Though there is an endearing innocence that Quincy Isaiah brings to the role as well because of his youth. He’s so easily star struck by the Hollywood celebrities. What’s most touching is his relationship with Cookie back home. She is a confidante and someone whose opinion he values yet she’s smart enough to not buy into his BS right now.
The main plot of this episode of Winning Time is the courtship of a new coach. In this case, UNLV’s Jerry Tarkanian. There are great liberties taken with the storyline although it does make for better television. The lack of any Jack Kent Cooke involvement makes things more concise and easier to follow with Dr. Buss running point on negotiations. In addition, the way Vic Weiss is portrayed along with his relationship Tarkanian, makes the ending more dramatic with more of a warning towards the college coach rather than his associate being a shady character in general.
It also makes you wonder how much of a blessing it was that Tark the Shark never came to the Lakers. Even though he was the man behind the championship 1989-90 Runnin’ Rebels, his hard-nosed style wouldn’t fit well with Showtime and probably limit the heights those teams would achieve.

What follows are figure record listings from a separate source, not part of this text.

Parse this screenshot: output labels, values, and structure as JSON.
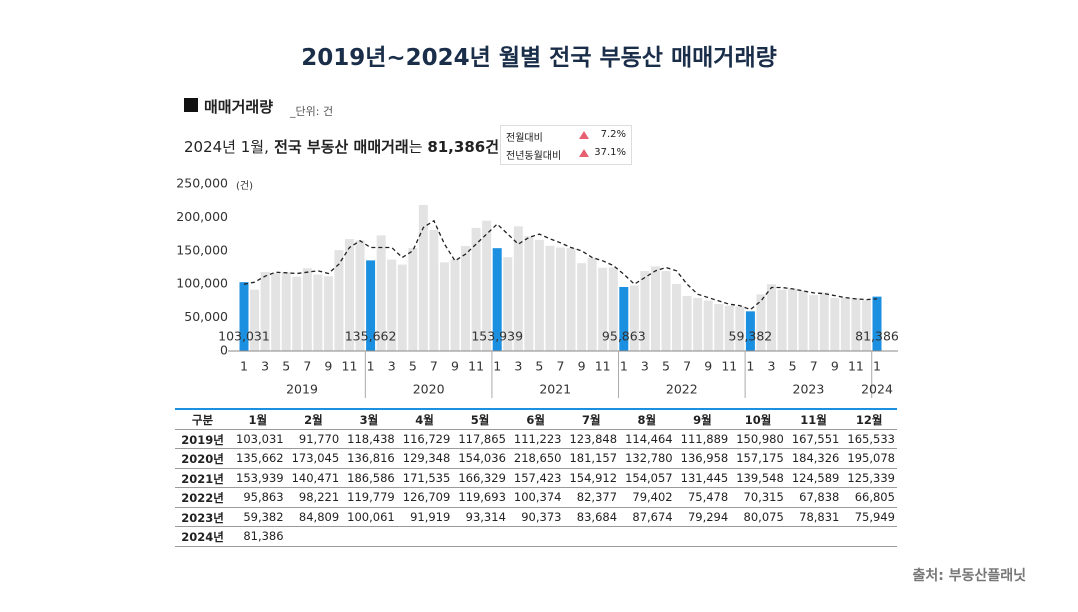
{
  "header": {
    "title": "2019년~2024년 월별 전국 부동산 매매거래량",
    "subtitle": "매매거래량",
    "unit": "_단위: 건",
    "summary": [
      {
        "text": "2024년 1월,",
        "bold": false
      },
      {
        "text": " 전국 부동산 매매거래",
        "bold": true
      },
      {
        "text": "는 ",
        "bold": false
      },
      {
        "text": "81,386건",
        "bold": true
      }
    ],
    "changes": [
      [
        "전월대비",
        "7.2%"
      ],
      [
        "전년동월대비",
        "37.1%"
      ]
    ]
  },
  "chart_data": {
    "type": "bar",
    "y_unit": "(건)",
    "categories": [
      "1",
      null,
      "3",
      null,
      "5",
      null,
      "7",
      null,
      "9",
      null,
      "11",
      null,
      "1",
      null,
      "3",
      null,
      "5",
      null,
      "7",
      null,
      "9",
      null,
      "11",
      null,
      "1",
      null,
      "3",
      null,
      "5",
      null,
      "7",
      null,
      "9",
      null,
      "11",
      null,
      "1",
      null,
      "3",
      null,
      "5",
      null,
      "7",
      null,
      "9",
      null,
      "11",
      null,
      "1",
      null,
      "3",
      null,
      "5",
      null,
      "7",
      null,
      "9",
      null,
      "11",
      null,
      "1"
    ],
    "groups": [
      "2019",
      "2020",
      "2021",
      "2022",
      "2023",
      "2024"
    ],
    "series": [
      {
        "type": "bar",
        "color": "#e3e3e3",
        "highlight_color": "#1b8fe0",
        "values": [
          103031,
          91770,
          118438,
          116729,
          117865,
          111223,
          123848,
          114464,
          111889,
          150980,
          167551,
          165533,
          135662,
          173045,
          136816,
          129348,
          154036,
          218650,
          181157,
          132780,
          136958,
          157175,
          184326,
          195078,
          153939,
          140471,
          186586,
          171535,
          166329,
          157423,
          154912,
          154057,
          131445,
          139548,
          124589,
          125339,
          95863,
          98221,
          119779,
          126709,
          119693,
          100374,
          82377,
          79402,
          75478,
          70315,
          67838,
          66805,
          59382,
          84809,
          100061,
          91919,
          93314,
          90373,
          83684,
          87674,
          79294,
          80075,
          78831,
          75949,
          81386
        ],
        "value_labels": [
          "103,031",
          null,
          null,
          null,
          null,
          null,
          null,
          null,
          null,
          null,
          null,
          null,
          "135,662",
          null,
          null,
          null,
          null,
          null,
          null,
          null,
          null,
          null,
          null,
          null,
          "153,939",
          null,
          null,
          null,
          null,
          null,
          null,
          null,
          null,
          null,
          null,
          null,
          "95,863",
          null,
          null,
          null,
          null,
          null,
          null,
          null,
          null,
          null,
          null,
          null,
          "59,382",
          null,
          null,
          null,
          null,
          null,
          null,
          null,
          null,
          null,
          null,
          null,
          "81,386"
        ]
      },
      {
        "type": "line",
        "color": "#222222",
        "dashed": true,
        "values": [
          100000,
          103000,
          112000,
          118000,
          117000,
          116000,
          118000,
          120000,
          116000,
          130000,
          155000,
          165000,
          155000,
          155000,
          155000,
          140000,
          150000,
          185000,
          195000,
          160000,
          135000,
          145000,
          160000,
          175000,
          190000,
          175000,
          160000,
          170000,
          175000,
          168000,
          162000,
          155000,
          150000,
          140000,
          135000,
          128000,
          115000,
          100000,
          110000,
          120000,
          125000,
          120000,
          100000,
          85000,
          80000,
          75000,
          70000,
          68000,
          62000,
          75000,
          95000,
          95000,
          93000,
          90000,
          87000,
          86000,
          83000,
          80000,
          78000,
          77000,
          78000
        ]
      }
    ],
    "ylim": [
      0,
      250000
    ],
    "yticks": [
      0,
      {
        "value": 50000,
        "label": "50,000"
      },
      {
        "value": 100000,
        "label": "100,000"
      },
      {
        "value": 150000,
        "label": "150,000"
      },
      {
        "value": 200000,
        "label": "200,000"
      },
      {
        "value": 250000,
        "label": "250,000"
      }
    ]
  },
  "table": {
    "header": [
      "구분",
      "1월",
      "2월",
      "3월",
      "4월",
      "5월",
      "6월",
      "7월",
      "8월",
      "9월",
      "10월",
      "11월",
      "12월"
    ],
    "rows": [
      [
        "2019년",
        "103,031",
        "91,770",
        "118,438",
        "116,729",
        "117,865",
        "111,223",
        "123,848",
        "114,464",
        "111,889",
        "150,980",
        "167,551",
        "165,533"
      ],
      [
        "2020년",
        "135,662",
        "173,045",
        "136,816",
        "129,348",
        "154,036",
        "218,650",
        "181,157",
        "132,780",
        "136,958",
        "157,175",
        "184,326",
        "195,078"
      ],
      [
        "2021년",
        "153,939",
        "140,471",
        "186,586",
        "171,535",
        "166,329",
        "157,423",
        "154,912",
        "154,057",
        "131,445",
        "139,548",
        "124,589",
        "125,339"
      ],
      [
        "2022년",
        "95,863",
        "98,221",
        "119,779",
        "126,709",
        "119,693",
        "100,374",
        "82,377",
        "79,402",
        "75,478",
        "70,315",
        "67,838",
        "66,805"
      ],
      [
        "2023년",
        "59,382",
        "84,809",
        "100,061",
        "91,919",
        "93,314",
        "90,373",
        "83,684",
        "87,674",
        "79,294",
        "80,075",
        "78,831",
        "75,949"
      ],
      [
        "2024년",
        "81,386"
      ]
    ]
  },
  "source": "출처: 부동산플래닛"
}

Winning Time can’t bring up coaches without introducing Pat Riley, and to a lesser degree, Jack McKinney. Because he played a more intricate role for the team, the focus is on Adrien Brody’s Riley. He is the recently retired player that can’t move on from the game. He is hounded by unresolved father issues and a ho-hum professional career. There is so much desperation to be around basketball but he’s unaware of the greatness coming his way. In an obvious attempt at symbolism, Riley picks up a piece of wood off of the beach. Similar to his journey drifting in life until he can find his calling.
Since the series is a period piece, there can be aspects that are cringeworthy while using a present lens. Some are only minor such as Jerry West declaring how he’ll always be a Laker considering their more recent falling out. However other incidences including the inclusion of Bill Cosby as the star that everyone wants to see and Chick Hearns description of Pat Riley’s voice feel they could have been changed considering all the freedoms taken. Especially for Hearns who is such a beloved figure, no one wants to see a less flattering side of him.
“The Good Life” covers the doomed saga of recruiting Jerry Tarkanian as head coach with some artistic liberties that play better for television storytelling. It also shows the difficulty of starting in a new place while also setting up the arrival of the coaches who would change the culture.
New episodes of Winning Time: The Rise of the Lakers Dynasty air Sunday nights on HBO.